The Figure 1 shows the hardware architecture of the device.

The blocks that make up the body limb kinematics calculation software are:

• the data acquisition block;
• the electromyographic processing block;
• the kinematic calculation block; and,
• the data visualisation block for use in the simulated games.

Thanks to the signals from these sensors, it is possible to analyse biomarkers relating to muscle fatigue or movement coordination. Thus, when faced with a movement generated by muscular activation, the combined analysis of both information, the kinematics of the inertial sensor on the one hand, and the muscular activation of the electromyographic sensor on the other, offers more precise information on the behaviour of the user or patient at a neuro-mechanical level. The difficulty of the rehabilitation exercises will be a function of the kinematics of the user's limb as determined by the calculation software.

TECHNOLOGY ADVANTAGES

The developed device has the following advantages:

• Reduced cost, providing greater accessibility to both individuals and rehabilitation centres;
• Competitive and reliable system;
• Easy portability;
• Ease of use;
• Based on the user's own motivation.

INNOVATIVE TECHNOLOGY ASPECTS

The main innovative aspects of this sensorised device are as follows:

• The use of a low-cost sensorised sleeve, which will make it a more accessible device.
• The application will not require the use of additional sensors and will be able to work with a laptop with webcam.
• Technology that allows individual home rehabilitation from home by the patient.
• Integral tool based on patient motivation (serious-games) and allowing the interface to adapt/adjust based on quantitative metrics of their motor function (fatigue, kinematics of the affected arm, force amplitude, etc.).

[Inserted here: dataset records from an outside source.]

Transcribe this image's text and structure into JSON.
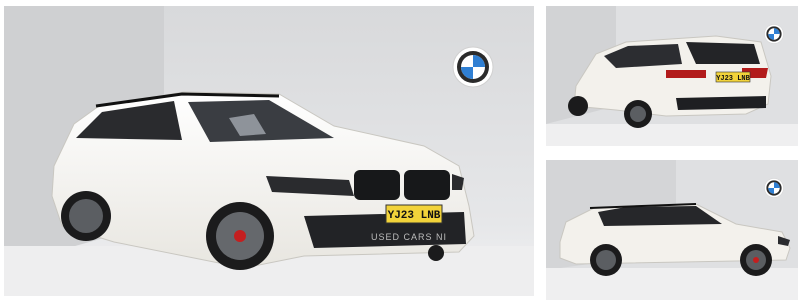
{
  "gallery": {
    "main_photo": {
      "plate_text": "YJ23 LNB",
      "watermark_text": "USED CARS NI",
      "brand_logo": "bmw-logo"
    },
    "rear_photo": {
      "plate_text": "YJ23 LNB",
      "brand_logo": "bmw-logo"
    },
    "side_photo": {
      "brand_logo": "bmw-logo"
    }
  },
  "colors": {
    "studio_background": "#dfe0e2",
    "car_body": "#f3f1ec",
    "bmw_blue": "#2f7fd3",
    "plate_yellow": "#f2d33a"
  }
}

CURRENT STATE OF DEVELOPMENT

The technology is developed at laboratory scale and a prototype is available for demonstration. See in Figure 2 the series of images of the device in operation.

The next steps will be the design of a pre-commercial prototype and its validation on a larger number of users.

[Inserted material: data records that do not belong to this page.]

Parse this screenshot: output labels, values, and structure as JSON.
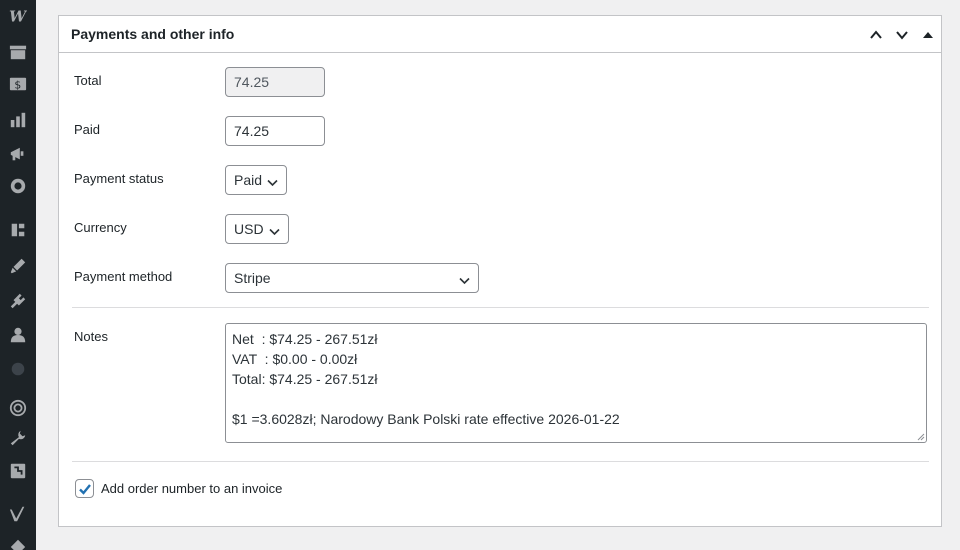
{
  "sidebar": {
    "icons": [
      "wordpress-logo-icon",
      "archive-icon",
      "invoice-icon",
      "analytics-icon",
      "megaphone-icon",
      "plugin-badge-icon",
      "elementor-icon",
      "brush-icon",
      "plugins-icon",
      "users-icon",
      "circle-icon",
      "fingerprint-icon",
      "tools-icon",
      "settings-icon",
      "yoast-icon",
      "diamond-icon"
    ]
  },
  "postbox": {
    "title": "Payments and other info"
  },
  "fields": {
    "total_label": "Total",
    "total_value": "74.25",
    "paid_label": "Paid",
    "paid_value": "74.25",
    "payment_status_label": "Payment status",
    "payment_status_value": "Paid",
    "currency_label": "Currency",
    "currency_value": "USD",
    "payment_method_label": "Payment method",
    "payment_method_value": "Stripe",
    "notes_label": "Notes",
    "notes_lines": [
      "Net  : $74.25 - 267.51zł",
      "VAT  : $0.00 - 0.00zł",
      "Total: $74.25 - 267.51zł",
      "",
      "$1 =3.6028zł; Narodowy Bank Polski rate effective 2026-01-22"
    ],
    "add_order_number_label": "Add order number to an invoice",
    "add_order_number_checked": true
  },
  "colors": {
    "sidebar_bg": "#1d2327",
    "accent": "#2271b1"
  }
}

INTELLECTUAL PROPERTY RIGHTS

This technology is protected by a patent application:

• Patent title: 'Sensorised device for rehabilitation of a bodily limb'.
• Application number: P202230528.
• Application date: 15 June 2022.

APPLICATION FIELDS

The present invention falls within the field of wearable systems for the rehabilitation of a body member of a user, specifically an arm, although it can also cover the shoulder, chest and back, although it could alternatively be used for the leg.

This rehabilitation system would improve the recovery of the patient's upper limb motor function through adaptive therapy based on quantitative metrics, such as muscle activity, arm kinematics, force amplitude, ranges of motion, etc.

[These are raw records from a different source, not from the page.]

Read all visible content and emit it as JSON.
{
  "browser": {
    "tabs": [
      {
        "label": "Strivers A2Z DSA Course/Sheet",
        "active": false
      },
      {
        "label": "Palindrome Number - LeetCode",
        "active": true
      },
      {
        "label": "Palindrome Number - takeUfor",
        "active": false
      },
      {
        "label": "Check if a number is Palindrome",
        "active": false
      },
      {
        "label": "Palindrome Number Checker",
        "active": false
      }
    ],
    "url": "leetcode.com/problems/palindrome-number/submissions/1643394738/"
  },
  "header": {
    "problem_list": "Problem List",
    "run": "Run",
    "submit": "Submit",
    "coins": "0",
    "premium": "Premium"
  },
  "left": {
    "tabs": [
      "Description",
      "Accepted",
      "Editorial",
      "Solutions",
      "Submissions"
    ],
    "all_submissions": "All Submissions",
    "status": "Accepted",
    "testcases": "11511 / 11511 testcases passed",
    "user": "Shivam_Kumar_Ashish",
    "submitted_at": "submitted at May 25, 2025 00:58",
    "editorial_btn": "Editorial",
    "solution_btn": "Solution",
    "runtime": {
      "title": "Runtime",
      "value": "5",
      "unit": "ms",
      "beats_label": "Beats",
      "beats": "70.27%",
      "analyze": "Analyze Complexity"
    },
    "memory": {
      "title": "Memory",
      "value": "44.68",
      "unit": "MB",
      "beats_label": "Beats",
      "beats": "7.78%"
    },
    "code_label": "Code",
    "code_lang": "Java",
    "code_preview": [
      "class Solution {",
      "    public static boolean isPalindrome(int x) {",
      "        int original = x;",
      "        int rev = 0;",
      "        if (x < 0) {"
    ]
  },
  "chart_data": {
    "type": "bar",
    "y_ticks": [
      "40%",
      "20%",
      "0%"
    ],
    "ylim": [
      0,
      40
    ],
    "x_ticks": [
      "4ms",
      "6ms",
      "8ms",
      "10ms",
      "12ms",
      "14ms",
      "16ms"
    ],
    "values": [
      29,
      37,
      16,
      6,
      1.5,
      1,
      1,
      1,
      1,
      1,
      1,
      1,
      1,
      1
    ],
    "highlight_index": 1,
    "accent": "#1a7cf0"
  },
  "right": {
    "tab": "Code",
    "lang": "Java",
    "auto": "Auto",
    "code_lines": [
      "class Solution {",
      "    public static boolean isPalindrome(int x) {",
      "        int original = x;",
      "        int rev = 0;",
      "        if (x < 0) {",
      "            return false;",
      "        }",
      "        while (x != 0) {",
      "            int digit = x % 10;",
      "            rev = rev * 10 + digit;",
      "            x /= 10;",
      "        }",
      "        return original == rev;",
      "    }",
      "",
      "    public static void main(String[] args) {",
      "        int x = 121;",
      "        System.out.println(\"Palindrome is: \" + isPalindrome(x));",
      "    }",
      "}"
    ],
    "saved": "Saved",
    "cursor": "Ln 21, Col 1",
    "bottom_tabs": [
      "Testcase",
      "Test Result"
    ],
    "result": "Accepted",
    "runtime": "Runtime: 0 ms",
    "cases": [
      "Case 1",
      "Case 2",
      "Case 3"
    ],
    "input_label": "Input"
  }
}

This rehabilitation device could be used by both individuals and rehabilitation centres.

Therefore, this technology would be useful in the fields of smart textiles, wearable systems, rehabilitation systems, tele-rehabilitation and home rehabilitation.

COLLABORATION SOUGHT

Companies interested in acquiring this technology for commercial exploitation are sought:

• Patent licensing agreements.
• R&D projects for the application of this technology in other body parts or in the field of sports.
• Proof of concept projects.
• Other related R&D projects.

Company profile sought:

• Companies manufacturing smart textiles or wearable systems for the medical sector.
• Companies manufacturing rehabilitation, tele-rehabilitation and home rehabilitation systems.
• Companies specialising in the development and marketing of medical devices.